Así que dejemos la puerta abierta en el caso del BIID y démosle a Chloe el beneficio de la duda.

Por otro lado, quizás lo que realmente nos preocupa cuando nos preguntamos “Coño, ¿y si hay algo de verdad en esto?” sea “¿Me podría pasar esto a mí?” o “¿Cómo funciona ese deseo tan chungo? ¿Como se siente?”.

La respuesta, de nuevo, nos la da Wikipedia: La gente con BIID es comúnmente considerada psicópata.

Así que no.
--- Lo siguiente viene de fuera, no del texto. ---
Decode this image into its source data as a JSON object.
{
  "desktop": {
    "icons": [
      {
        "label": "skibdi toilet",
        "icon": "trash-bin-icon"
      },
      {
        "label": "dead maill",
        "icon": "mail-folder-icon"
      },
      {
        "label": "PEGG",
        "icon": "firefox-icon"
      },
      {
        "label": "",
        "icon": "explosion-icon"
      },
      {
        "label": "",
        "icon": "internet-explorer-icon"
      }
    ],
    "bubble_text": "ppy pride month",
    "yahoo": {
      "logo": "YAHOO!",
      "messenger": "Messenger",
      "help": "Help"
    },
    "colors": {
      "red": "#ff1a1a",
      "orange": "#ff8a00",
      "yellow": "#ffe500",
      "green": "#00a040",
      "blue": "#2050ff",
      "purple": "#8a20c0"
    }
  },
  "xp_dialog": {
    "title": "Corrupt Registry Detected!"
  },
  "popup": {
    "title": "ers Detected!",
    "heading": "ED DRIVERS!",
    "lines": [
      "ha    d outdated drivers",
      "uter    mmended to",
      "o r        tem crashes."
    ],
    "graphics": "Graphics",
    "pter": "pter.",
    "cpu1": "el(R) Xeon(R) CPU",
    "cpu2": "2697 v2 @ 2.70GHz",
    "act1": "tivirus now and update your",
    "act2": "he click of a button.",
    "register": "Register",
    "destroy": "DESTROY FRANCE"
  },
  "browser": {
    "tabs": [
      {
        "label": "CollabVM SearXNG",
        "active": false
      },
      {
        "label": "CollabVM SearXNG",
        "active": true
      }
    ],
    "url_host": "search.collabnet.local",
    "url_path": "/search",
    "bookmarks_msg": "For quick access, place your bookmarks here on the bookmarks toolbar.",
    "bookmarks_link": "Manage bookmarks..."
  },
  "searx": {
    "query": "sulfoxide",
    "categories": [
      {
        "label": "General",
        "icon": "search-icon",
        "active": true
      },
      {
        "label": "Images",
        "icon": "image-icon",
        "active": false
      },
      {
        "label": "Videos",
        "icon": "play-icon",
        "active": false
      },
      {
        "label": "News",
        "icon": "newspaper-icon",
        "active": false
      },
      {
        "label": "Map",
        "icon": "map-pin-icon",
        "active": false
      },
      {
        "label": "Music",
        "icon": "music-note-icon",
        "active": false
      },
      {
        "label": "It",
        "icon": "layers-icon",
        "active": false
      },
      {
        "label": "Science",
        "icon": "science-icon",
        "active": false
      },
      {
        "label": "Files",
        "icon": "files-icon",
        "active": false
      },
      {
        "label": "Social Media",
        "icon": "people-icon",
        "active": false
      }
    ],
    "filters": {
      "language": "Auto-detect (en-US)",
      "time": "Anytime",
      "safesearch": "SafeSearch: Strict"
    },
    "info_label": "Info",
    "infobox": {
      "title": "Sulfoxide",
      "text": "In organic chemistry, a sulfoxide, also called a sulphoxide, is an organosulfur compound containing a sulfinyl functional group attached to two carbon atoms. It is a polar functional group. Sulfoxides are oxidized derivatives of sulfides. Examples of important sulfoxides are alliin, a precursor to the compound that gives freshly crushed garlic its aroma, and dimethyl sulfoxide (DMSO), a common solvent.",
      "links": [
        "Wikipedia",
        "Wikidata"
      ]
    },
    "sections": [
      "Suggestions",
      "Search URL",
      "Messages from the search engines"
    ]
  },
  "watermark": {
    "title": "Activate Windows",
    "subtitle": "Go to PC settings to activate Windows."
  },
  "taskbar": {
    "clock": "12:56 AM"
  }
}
Si no eres psicópata, no te puede pasar a ti y, para saber cómo se siente... tendrías que ser psicópata.

Otra pregunta que siempre me he hecho yo ---especialmente cuando me levanto un poco mal pensado--- es cuál es la correlación entre la situación económica y la incidencia de, pongamos, BIID. Porque, claro, si resulta que los pobres no tienen BIID, igual es que tiene algo que ver con lo que los argentinos llaman “estar al pedo” y aquí en la Península Ibérica denominamos “estar ocioso” o “tocarse las gónadas”.

Cuando uno tiene la vida solucionada, puede cometer el error de empezar a pensar mucho en uno mismo, o incluso en temas aún más peregrinos.

No quiero ser malo, pero no me puedo resistir a mencionar que nuestra amiga Chloe, según escribe alguien que la conoce en este libro, “es una ávida entusiasta de las matemáticas y cómo pueden usarse éstas para atisbar el Eterno Misterio Trascendente”.

Eso cuando no está saltando en bici de los escenarios para quedarse parapléjica.

... y, mientras tanto, en el mundo real, un venezolano que perdió su brazo izquierdo se dedica a diseñarse prótesis eléctricas con las piezas que sobran en la ortopedia de su tío.